Prior to finding reduless, I was a big fan of copper sulfate. I was always careful to do bench trials so that I did not over-dose the wine. 

With Ruduless I have had amazing results. No real bench trials are needed since it is a much safer product then copper sulfate. 

I would highly recomend that you do a search on reduless. The claims made about the product have proven to be true.


----------



## Runningwolf (Aug 5, 2012)

derick21 said:


> Is stirring your wine with copper pipe really safe? Was it approve by the professionals. I think we should just go for the safer products like what JohnT said.
> ______________________________________
> plumbing


 
Sure it is, if you sanitize it first. Unfortunately being a spammer is not, and you're out of here!


----------



## MalvinaScordaad (Aug 5, 2012)

Dealing with H2S issues require a strategy.
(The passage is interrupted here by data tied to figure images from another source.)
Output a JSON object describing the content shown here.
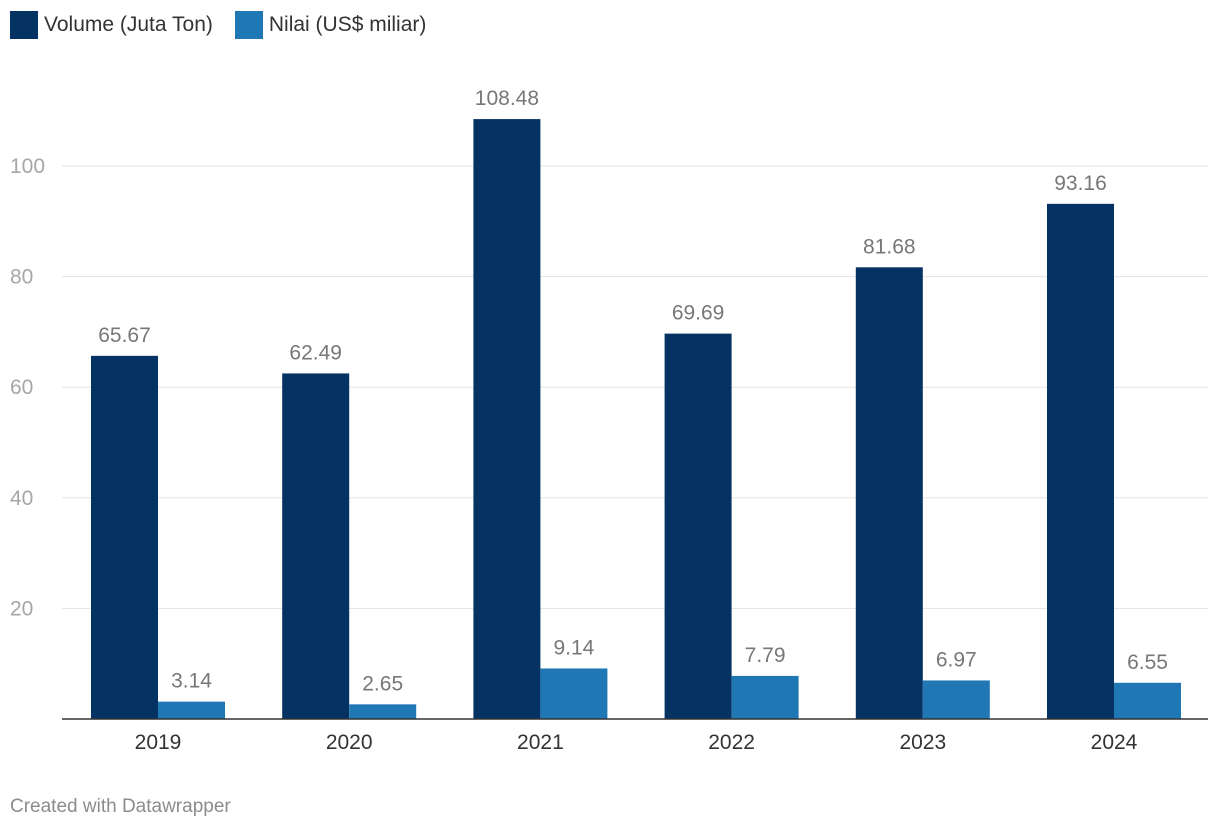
{
  "chart_data": {
    "type": "bar",
    "categories": [
      "2019",
      "2020",
      "2021",
      "2022",
      "2023",
      "2024"
    ],
    "series": [
      {
        "name": "Volume (Juta Ton)",
        "color": "#033263",
        "values": [
          65.67,
          62.49,
          108.48,
          69.69,
          81.68,
          93.16
        ],
        "labels": [
          "65.67",
          "62.49",
          "108.48",
          "69.69",
          "81.68",
          "93.16"
        ]
      },
      {
        "name": "Nilai (US$ miliar)",
        "color": "#1f77b4",
        "values": [
          3.14,
          2.65,
          9.14,
          7.79,
          6.97,
          6.55
        ],
        "labels": [
          "3.14",
          "2.65",
          "9.14",
          "7.79",
          "6.97",
          "6.55"
        ]
      }
    ],
    "yticks": [
      20,
      40,
      60,
      80,
      100
    ],
    "ytick_labels": [
      "20",
      "40",
      "60",
      "80",
      "100"
    ],
    "ylim": [
      0,
      110
    ],
    "grid": true,
    "legend": "top-left",
    "title": "",
    "xlabel": "",
    "ylabel": ""
  },
  "footer": {
    "credit": "Created with Datawrapper"
  }
}
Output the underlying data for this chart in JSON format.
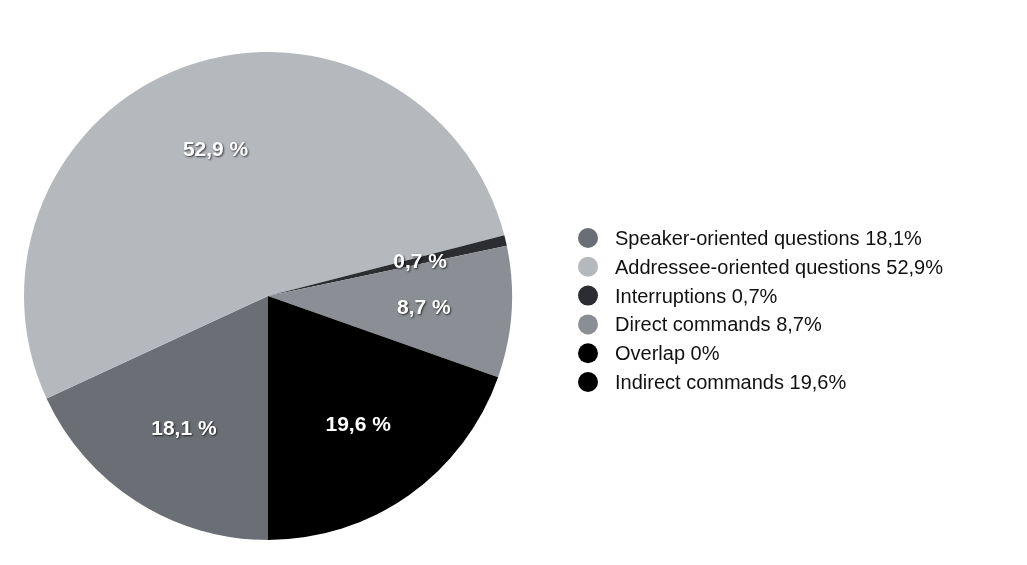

Simply the first early on thing to do buid a good yeast culture before pitching, during fermentation is to add yeast nutrients, After pressing Splash Racking a few times, if this fails then a Reduless addition and a 72 hour racking. For real problems and if not dealt with until later a dose of Ascorbic Acid followed 24 hours later with Reduless, If this fails then an addition of CuSo2 as a last resort. Using copper can work sometimes but the copper must be perfectly free of all oxidation or you are wasting your time. Copper oxidizes in minutes on the surface. There is little danger of stirring your wine with copper but copper can cause a haze. So in a White it could be a detraction that would need to be corrected as well. 
Malvina


----------



## Arne (Aug 5, 2012)

Runningwolf said:


> Sure it is, if you sanitize it first. Unfortunately being a spammer is not, and you're out of here!


 
Thanks Dan, we do appreciate you folks watchin out for us. Arne.


----------



## g8keeper (Aug 6, 2012)

Runningwolf said:


> Sure it is, if you sanitize it first. Unfortunately being a spammer is not, and you're out of here!


 
well i guess that explains why a 6 month old thread was resurrected by you, dan...lol....it didn't make sense until i read the spammer part, so apparently there was a deleted post prior to your response....lol..at first i thought you were losing it, dan....roflmao...


----------